- Folha de S. Paulo
Alvo de críticas em início de governo tumultuado, presidente reacende controvérsia sobre Forças Armadas
Esta não foi a primeira vez que Jair Bolsonaro procurou valorizar as Forças Armadas como um dos pilares da democracia no Brasil, mas foi a primeira desde que se tornaram evidentes os sinais de desconforto entre os militares com o tumulto dos seus primeiros meses no poder.
As declarações do presidente, durante cerimônia do Corpo de Fuzileiros Navais, causaram controvérsia por causa das três palavras que ele escolheu para encerrar uma frase. "Isso, democracia e liberdade, só existe quando a sua respectiva Força Armada assim o quer", afirmou Bolsonaro.
Dito assim, foi como se ele sugerisse que a continuidade do regime democrático no país dependesse da tutela dos militares, e não da vontade popular ou do funcionamento das instituições cujo papel é definido pela Constituição.
No fim do dia, numa tentativa de esclarecer o significado da declaração durante pronunciamento ao vivo nas redes sociais, o presidente disse que os brasileiros devem a democracia e a liberdade às Forças Armadas e acrescentou que elas "sempre estiveram ao lado" desses dois valores.
Bolsonaro apareceu na internet ladeado por dois militares, o general Otávio Santana do Rêgo Barros, seu porta-voz, e o ministro que chefia o Gabinete de Segurança Institucional (GSI), Augusto Heleno, que é general da reserva.

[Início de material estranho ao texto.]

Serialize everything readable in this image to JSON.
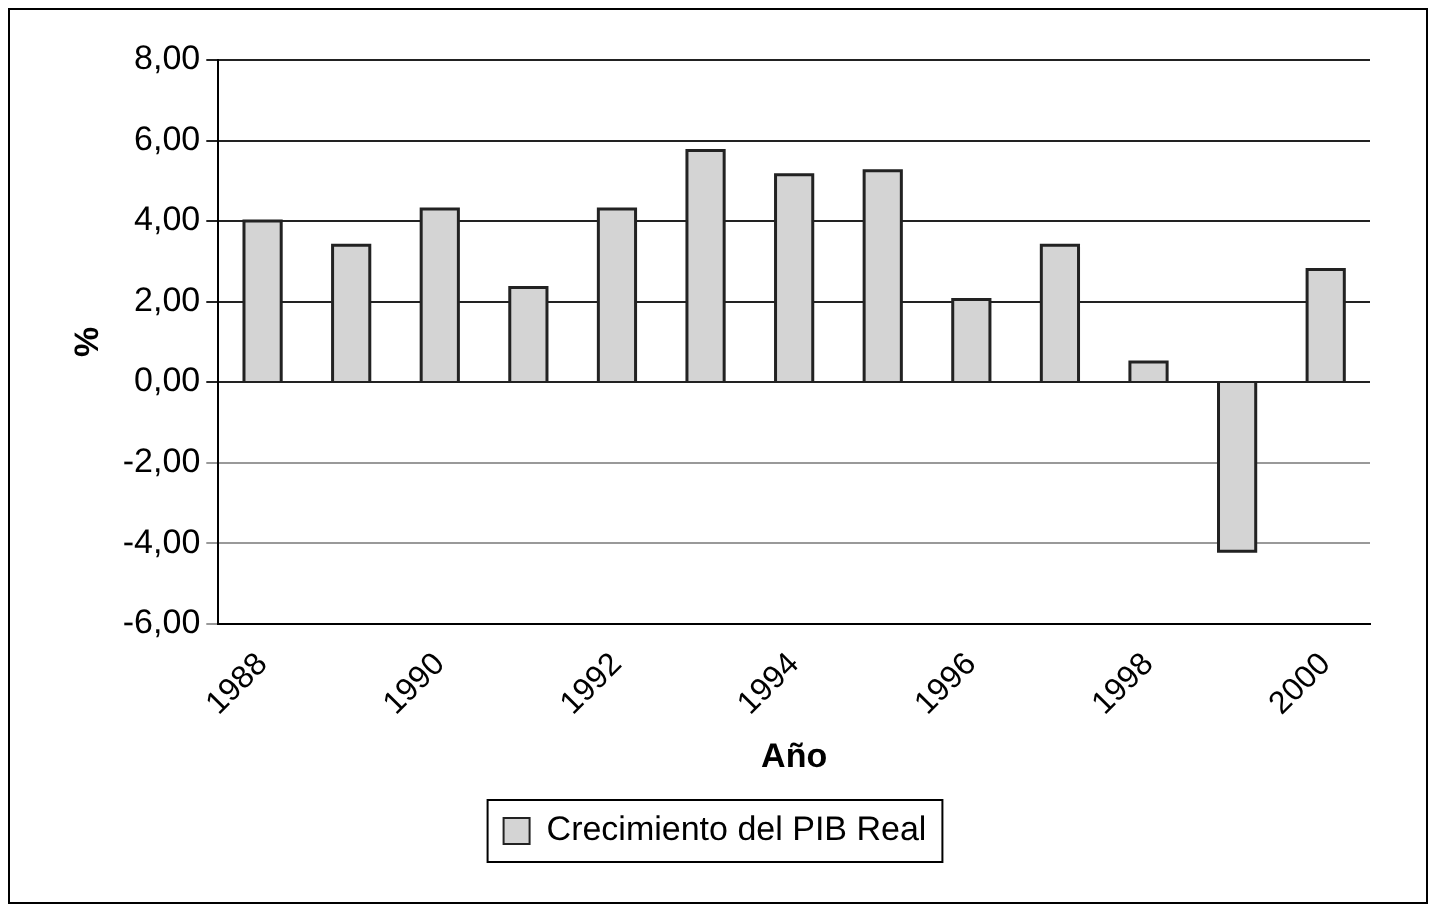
{
  "chart_data": {
    "type": "bar",
    "xlabel": "Año",
    "ylabel": "%",
    "categories": [
      "1988",
      null,
      "1990",
      null,
      "1992",
      null,
      "1994",
      null,
      "1996",
      null,
      "1998",
      null,
      "2000"
    ],
    "series": [
      {
        "name": "Crecimiento del PIB Real",
        "color": "#d4d4d4",
        "values": [
          4.0,
          3.4,
          4.3,
          2.35,
          4.3,
          5.75,
          5.15,
          5.25,
          2.05,
          3.4,
          0.5,
          -4.2,
          2.8
        ]
      }
    ],
    "ylim": [
      -6,
      8
    ],
    "yticks": [
      {
        "value": -6,
        "label": "-6,00"
      },
      {
        "value": -4,
        "label": "-4,00"
      },
      {
        "value": -2,
        "label": "-2,00"
      },
      {
        "value": 0,
        "label": "0,00"
      },
      {
        "value": 2,
        "label": "2,00"
      },
      {
        "value": 4,
        "label": "4,00"
      },
      {
        "value": 6,
        "label": "6,00"
      },
      {
        "value": 8,
        "label": "8,00"
      }
    ],
    "grid": "y",
    "legend": "bottom"
  }
}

Ambos tiveram a chance de falar durante o pronunciamento do chefe. Heleno afirmou que os críticos do governo distorceram as declarações do presidente, como se ele tivesse caracterizado a democracia como "um presente dos militares para os civis". Mas era exatamente o que Bolsonaro tinha feito segundos antes, à sua direita, ao dizer que o Brasil deve sua democracia e sua liberdade aos militares.
Heleno lembrou então que a Constituição inclui entre as atribuições das Forças Armadas a manutenção da lei e da ordem interna, disse que elas são um "fator fundamental" em qualquer regime político e citou Cuba e Venezuela como exemplos de países em que ditadores sobreviveram por contar com apoio militar.
De acordo com o artigo 142 da Constituição, as Forças Armadas brasileiras tem como atribuições a defesa do país, a "garantia dos poderes constitucionais" e, se convocadas por um dos três Poderes, a garantia "da lei e da ordem".
É com base nesse dispositivo que os militares foram chamados a participar de atividades de natureza policial em diversos momentos nos últimos anos, como durante a intervenção decretada pelo ex-presidente Michel Temer (MDB) na segurança do Rio.
Mas muitos seguidores de Bolsonaro acreditam que o artigo 142 também poderia ser usado para justificar uma intervenção militar na política, e até o vice de Bolsonaro, o general Hamilton Mourão, admitiu essa possibilidade numa entrevista durante a campanha eleitoral do ano passado.
Segundo Mourão, que hoje é visto em toda parte como uma força de moderação dos excessos bolsonaristas, o texto constitucional permitiria que o próprio presidente desse um autogolpe, convocando as Forças Armadas para garantir os Poderes numa situação extrema que definiu simplesmente como anarquia.
"Os militares supõem que a Constituição lhes dá esse papel de guardião da democracia, mas é um equívoco", diz o historiador Carlos Fico, professor da Universidade Federal do Rio de Janeiro. "Bolsonaro expressou esse sentimento com suas declarações."
Ele aponta a redação do artigo 142 como uma imposição dos militares aos parlamentares que escreveram a Constituição de 1988, uma das concessões feitas pelos políticos para garantir a suavidade da transição para a democracia após o fim da ditadura inaugurada pelo golpe de 1964.
Capitão reformado do Exército, que se afastou da corporação para entrar na política após um episódio de indisciplina, Bolsonaro sempre foi visto com desconfiança pela cúpula das Forças Armadas, mas conquistou seu apoio na reta final da campanha e tem feito de tudo para preservá-lo.
Para Daniel Aarão Reis Filho, da Universidade Federal Fluminense, as dificuldades encontradas pelo presidente no início do governo e a clareza com que militares como Mourão têm exposto suas diferenças com ele levaram o presidente a procurar reforçar seus laços com os antigos companheiros de farda.
"Suas declarações têm o sentido de reafirmar os compromissos que ele firmou com a cúpula das Forças Armadas, numa hora difícil em que ele se vê alvo de críticas e precisa manter uma base de apoio que tem muito prestígio na sociedade", diz Aarão. "Isso não quer dizer que esses laços vão durar a vida inteira, porque vai depender do que ele conseguirá realizar no governo."